The law mandates a 30 percent quota for women in appointed government positions, including ministry, cabinet and ambassador roles, and this same proportion for female candidates put forward by political parties for parliamentary and local council elections. The new law also requires public and private employers to reserve 30 percent of senior-level jobs for women, with equal pay and at least 14 weeks of maternity leave. Failure to meet this quota may result in heavy fines and jail sentences for employers.
Gender discrimination in politics and the workplace is a serious and urgent issue in Sierra Leone with women comprising only 12.3 percent of members of Parliament. In the workplace, most women hold insecure, poorly paid jobs, with little opportunity for advancement, according to UN Women. Female activists such as Emelia and many women’s groups have been fighting tirelessly to provide a free and equal space for women to grow and develop their potential, which is critical for national development.

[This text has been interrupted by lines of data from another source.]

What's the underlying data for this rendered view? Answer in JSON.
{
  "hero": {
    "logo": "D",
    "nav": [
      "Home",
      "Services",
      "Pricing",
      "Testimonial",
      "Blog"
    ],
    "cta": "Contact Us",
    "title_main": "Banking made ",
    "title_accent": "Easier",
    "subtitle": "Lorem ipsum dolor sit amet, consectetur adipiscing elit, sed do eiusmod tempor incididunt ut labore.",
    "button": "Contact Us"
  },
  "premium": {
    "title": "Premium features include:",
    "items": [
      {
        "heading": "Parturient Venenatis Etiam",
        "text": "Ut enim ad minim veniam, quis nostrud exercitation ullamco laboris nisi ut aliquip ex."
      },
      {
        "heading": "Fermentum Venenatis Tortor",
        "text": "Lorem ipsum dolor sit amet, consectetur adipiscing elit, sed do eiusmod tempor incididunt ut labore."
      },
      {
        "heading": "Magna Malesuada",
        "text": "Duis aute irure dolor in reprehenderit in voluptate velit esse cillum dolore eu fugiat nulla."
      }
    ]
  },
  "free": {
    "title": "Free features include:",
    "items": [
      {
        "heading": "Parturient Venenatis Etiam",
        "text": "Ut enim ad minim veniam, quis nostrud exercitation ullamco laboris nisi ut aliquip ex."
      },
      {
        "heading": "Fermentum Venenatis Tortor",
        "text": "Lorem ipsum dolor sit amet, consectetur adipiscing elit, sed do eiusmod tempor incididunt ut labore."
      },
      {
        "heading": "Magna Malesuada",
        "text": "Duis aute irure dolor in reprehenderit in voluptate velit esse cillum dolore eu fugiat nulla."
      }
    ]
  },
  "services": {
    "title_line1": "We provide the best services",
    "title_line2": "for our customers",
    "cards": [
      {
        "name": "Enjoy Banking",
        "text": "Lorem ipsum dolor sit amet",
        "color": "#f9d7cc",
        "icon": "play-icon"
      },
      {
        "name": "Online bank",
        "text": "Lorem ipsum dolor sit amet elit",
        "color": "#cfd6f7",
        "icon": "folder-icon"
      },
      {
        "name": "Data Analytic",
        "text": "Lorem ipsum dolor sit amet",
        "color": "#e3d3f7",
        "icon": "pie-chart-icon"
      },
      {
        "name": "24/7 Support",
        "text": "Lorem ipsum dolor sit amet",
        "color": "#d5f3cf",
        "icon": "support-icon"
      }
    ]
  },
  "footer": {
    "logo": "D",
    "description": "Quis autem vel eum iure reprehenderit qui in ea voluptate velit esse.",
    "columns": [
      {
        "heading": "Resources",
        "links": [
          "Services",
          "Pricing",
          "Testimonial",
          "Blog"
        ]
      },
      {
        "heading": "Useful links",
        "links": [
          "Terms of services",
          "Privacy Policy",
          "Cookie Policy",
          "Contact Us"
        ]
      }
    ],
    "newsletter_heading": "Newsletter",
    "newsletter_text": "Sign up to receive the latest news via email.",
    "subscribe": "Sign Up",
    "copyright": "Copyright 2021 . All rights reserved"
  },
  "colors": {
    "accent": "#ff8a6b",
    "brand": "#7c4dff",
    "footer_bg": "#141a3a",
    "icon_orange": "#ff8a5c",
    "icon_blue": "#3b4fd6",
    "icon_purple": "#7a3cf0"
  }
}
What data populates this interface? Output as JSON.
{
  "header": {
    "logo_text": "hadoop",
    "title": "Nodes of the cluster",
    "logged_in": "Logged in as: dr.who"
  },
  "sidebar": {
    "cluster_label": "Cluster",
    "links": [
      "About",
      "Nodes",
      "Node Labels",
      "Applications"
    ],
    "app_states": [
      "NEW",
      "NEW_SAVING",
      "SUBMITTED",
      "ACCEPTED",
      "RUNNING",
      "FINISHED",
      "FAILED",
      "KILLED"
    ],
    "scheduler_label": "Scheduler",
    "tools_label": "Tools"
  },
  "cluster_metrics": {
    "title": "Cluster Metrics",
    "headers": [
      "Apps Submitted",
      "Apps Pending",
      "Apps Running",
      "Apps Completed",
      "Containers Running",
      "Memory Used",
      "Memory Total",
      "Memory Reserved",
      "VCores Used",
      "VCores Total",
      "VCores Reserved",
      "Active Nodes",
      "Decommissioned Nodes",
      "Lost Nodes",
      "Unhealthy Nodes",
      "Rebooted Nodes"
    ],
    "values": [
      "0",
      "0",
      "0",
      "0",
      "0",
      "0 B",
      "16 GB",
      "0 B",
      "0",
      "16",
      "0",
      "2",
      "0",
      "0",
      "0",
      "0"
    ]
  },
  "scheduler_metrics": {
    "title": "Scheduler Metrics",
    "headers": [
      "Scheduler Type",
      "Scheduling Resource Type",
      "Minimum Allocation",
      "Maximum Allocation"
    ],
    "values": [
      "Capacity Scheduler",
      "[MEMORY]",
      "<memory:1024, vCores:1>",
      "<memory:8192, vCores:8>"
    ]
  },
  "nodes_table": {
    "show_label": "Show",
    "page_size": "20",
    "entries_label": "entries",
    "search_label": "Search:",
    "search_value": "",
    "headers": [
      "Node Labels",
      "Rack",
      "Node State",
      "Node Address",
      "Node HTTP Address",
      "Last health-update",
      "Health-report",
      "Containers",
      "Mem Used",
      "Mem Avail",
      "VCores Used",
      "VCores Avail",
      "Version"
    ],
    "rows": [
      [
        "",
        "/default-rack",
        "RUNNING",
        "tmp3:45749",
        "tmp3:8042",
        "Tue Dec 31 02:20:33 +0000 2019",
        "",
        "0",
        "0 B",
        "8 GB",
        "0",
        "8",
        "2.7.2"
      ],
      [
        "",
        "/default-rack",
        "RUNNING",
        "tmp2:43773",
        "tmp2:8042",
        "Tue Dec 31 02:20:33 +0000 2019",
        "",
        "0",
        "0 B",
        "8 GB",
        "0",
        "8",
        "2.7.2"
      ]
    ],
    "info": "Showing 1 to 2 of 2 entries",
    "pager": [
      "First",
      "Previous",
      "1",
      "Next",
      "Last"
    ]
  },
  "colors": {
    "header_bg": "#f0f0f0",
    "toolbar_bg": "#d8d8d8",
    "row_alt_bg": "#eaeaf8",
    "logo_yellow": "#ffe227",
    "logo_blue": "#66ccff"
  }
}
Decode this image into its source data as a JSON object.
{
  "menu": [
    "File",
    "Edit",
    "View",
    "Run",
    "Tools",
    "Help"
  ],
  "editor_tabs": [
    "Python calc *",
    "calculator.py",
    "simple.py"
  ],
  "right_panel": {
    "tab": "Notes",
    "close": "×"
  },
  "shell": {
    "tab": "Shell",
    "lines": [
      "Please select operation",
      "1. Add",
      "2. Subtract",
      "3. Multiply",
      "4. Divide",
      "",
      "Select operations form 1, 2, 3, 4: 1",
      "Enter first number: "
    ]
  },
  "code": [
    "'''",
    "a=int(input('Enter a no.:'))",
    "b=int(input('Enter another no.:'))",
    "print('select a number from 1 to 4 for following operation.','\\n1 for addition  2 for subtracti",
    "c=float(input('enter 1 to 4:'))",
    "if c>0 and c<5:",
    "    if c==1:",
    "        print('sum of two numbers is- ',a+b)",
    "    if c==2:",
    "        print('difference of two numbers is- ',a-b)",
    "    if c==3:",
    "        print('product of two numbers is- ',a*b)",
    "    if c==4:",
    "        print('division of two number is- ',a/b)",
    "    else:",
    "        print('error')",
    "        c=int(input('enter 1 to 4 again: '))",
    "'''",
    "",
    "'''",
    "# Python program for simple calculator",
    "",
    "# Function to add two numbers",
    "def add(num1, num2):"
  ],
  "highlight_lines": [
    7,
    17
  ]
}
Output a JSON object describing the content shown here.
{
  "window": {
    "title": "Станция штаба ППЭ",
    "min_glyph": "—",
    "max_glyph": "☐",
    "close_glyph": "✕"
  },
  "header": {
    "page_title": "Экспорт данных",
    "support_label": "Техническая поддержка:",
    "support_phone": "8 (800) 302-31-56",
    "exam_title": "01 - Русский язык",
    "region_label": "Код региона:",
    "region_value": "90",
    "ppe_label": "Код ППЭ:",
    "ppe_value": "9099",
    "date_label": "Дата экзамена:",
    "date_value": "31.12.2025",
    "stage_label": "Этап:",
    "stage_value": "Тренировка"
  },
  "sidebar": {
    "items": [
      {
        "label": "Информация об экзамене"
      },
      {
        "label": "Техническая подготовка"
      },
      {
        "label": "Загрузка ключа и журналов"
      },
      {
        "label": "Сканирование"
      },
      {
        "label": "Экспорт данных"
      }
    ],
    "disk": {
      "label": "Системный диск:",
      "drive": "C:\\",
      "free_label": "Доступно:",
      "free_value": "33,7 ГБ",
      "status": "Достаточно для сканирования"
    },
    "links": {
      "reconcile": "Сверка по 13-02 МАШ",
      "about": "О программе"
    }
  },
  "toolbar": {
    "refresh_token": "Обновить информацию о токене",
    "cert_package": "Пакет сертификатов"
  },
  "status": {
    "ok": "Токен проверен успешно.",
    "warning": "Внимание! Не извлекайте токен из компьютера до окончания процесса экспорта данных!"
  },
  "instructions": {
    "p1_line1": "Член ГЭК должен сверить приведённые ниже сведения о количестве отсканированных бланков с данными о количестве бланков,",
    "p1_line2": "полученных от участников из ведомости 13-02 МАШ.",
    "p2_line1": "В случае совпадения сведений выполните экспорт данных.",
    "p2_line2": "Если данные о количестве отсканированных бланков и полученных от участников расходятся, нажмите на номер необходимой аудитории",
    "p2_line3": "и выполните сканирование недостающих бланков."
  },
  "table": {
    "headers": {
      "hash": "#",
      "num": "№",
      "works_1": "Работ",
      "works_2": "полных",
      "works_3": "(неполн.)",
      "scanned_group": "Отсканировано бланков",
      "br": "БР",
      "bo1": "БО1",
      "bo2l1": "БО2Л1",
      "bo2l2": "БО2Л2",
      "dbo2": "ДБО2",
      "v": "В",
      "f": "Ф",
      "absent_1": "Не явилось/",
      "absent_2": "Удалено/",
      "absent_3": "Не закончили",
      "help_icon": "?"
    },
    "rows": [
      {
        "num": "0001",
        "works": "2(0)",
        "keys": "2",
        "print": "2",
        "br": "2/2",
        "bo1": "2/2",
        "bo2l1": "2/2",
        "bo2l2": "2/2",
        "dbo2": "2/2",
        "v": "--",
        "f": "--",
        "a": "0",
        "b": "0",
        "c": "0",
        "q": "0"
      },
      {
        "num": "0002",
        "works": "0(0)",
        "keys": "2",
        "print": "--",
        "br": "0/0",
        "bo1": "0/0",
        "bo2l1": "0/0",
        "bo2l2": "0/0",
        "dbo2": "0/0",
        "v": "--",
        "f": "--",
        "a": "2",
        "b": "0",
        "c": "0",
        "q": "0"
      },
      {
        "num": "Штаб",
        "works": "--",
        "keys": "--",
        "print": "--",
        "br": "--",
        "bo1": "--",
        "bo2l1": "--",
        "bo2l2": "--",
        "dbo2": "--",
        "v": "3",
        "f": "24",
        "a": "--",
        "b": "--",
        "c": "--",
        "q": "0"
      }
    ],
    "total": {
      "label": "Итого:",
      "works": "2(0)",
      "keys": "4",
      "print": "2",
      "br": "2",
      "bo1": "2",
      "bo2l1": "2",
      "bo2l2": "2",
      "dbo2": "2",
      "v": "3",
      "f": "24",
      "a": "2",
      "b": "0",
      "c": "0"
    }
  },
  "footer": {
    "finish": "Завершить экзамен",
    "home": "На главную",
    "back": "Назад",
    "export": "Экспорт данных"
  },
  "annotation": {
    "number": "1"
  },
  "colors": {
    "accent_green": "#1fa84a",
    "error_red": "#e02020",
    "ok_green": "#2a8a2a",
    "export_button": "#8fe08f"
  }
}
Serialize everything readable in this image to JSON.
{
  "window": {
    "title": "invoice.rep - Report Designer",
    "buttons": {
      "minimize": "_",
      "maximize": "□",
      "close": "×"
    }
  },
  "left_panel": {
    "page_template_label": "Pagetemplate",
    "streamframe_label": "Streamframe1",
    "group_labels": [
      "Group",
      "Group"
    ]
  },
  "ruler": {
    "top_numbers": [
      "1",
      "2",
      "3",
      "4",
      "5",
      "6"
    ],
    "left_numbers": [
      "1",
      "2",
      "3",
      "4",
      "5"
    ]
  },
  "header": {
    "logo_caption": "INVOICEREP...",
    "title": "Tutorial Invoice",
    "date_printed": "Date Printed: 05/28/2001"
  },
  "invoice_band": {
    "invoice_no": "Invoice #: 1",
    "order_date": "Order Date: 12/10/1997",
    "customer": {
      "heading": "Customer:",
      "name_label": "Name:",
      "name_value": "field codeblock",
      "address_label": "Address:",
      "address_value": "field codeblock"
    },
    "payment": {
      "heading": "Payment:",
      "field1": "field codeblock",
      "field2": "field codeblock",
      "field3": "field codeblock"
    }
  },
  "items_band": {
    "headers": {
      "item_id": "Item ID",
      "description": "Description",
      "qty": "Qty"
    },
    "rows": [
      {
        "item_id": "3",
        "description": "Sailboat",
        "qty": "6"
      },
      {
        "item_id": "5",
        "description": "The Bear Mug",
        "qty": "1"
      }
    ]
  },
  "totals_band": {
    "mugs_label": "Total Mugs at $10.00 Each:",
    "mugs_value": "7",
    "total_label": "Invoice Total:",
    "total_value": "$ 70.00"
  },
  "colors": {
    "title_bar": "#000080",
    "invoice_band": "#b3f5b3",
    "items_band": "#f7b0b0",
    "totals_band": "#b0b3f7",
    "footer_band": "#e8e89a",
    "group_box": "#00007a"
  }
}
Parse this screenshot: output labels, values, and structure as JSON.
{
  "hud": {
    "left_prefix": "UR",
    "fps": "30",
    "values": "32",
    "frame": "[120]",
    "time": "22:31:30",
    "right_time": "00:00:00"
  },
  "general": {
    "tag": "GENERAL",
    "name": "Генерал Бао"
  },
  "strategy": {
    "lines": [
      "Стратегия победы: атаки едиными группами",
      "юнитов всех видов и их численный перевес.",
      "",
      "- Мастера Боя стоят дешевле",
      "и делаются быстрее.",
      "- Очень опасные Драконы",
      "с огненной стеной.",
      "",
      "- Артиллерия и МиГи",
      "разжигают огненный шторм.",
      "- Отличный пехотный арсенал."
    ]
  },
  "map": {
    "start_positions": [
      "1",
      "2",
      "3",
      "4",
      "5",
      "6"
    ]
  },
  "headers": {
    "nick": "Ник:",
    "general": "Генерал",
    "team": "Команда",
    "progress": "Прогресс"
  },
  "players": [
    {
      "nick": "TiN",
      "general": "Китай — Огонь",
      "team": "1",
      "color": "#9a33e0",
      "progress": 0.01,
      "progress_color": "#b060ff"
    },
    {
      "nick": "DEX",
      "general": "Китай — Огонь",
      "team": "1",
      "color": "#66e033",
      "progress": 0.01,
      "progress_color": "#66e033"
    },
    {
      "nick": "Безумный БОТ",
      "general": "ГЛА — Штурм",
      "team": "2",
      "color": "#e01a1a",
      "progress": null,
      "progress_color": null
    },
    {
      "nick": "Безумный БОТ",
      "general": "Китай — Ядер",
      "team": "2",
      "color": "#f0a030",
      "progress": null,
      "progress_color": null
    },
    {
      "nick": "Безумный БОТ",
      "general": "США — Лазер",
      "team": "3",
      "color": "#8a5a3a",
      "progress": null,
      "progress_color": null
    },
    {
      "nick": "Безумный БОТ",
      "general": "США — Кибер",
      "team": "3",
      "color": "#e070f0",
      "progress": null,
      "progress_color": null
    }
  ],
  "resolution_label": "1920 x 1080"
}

After months of negotiation, Parliament finally passed the GEWE bill last November, and President Julius Maada Bio signed it into law in January. Many provisions in the law provide some semblance of equality for women, but there is a lot more that needs to be done. For example, Media Matters for Women engaged women on the streets of Makeni, Bombali District, to ascertain whether they were aware of the law; many said they did not know anything about it.
Women make up a majority of the country’s population, according to Gassimu Sesay, Sector Head of the Ministry of Gender and Children’s Affairs in Makeni. Therefore, gender and child-protection partners need to work together to raise awareness about the new law.
Jengo agrees that the law needs to be better known and understood throughout the country to hold officials accountable if and when they fail to enforce its provisions. She also encouraged women to take full advantage of the law as it will drastically change the status of women in the country.
This new law is particularly important with the national elections nearing this June: It provides opportunities for women to run for office.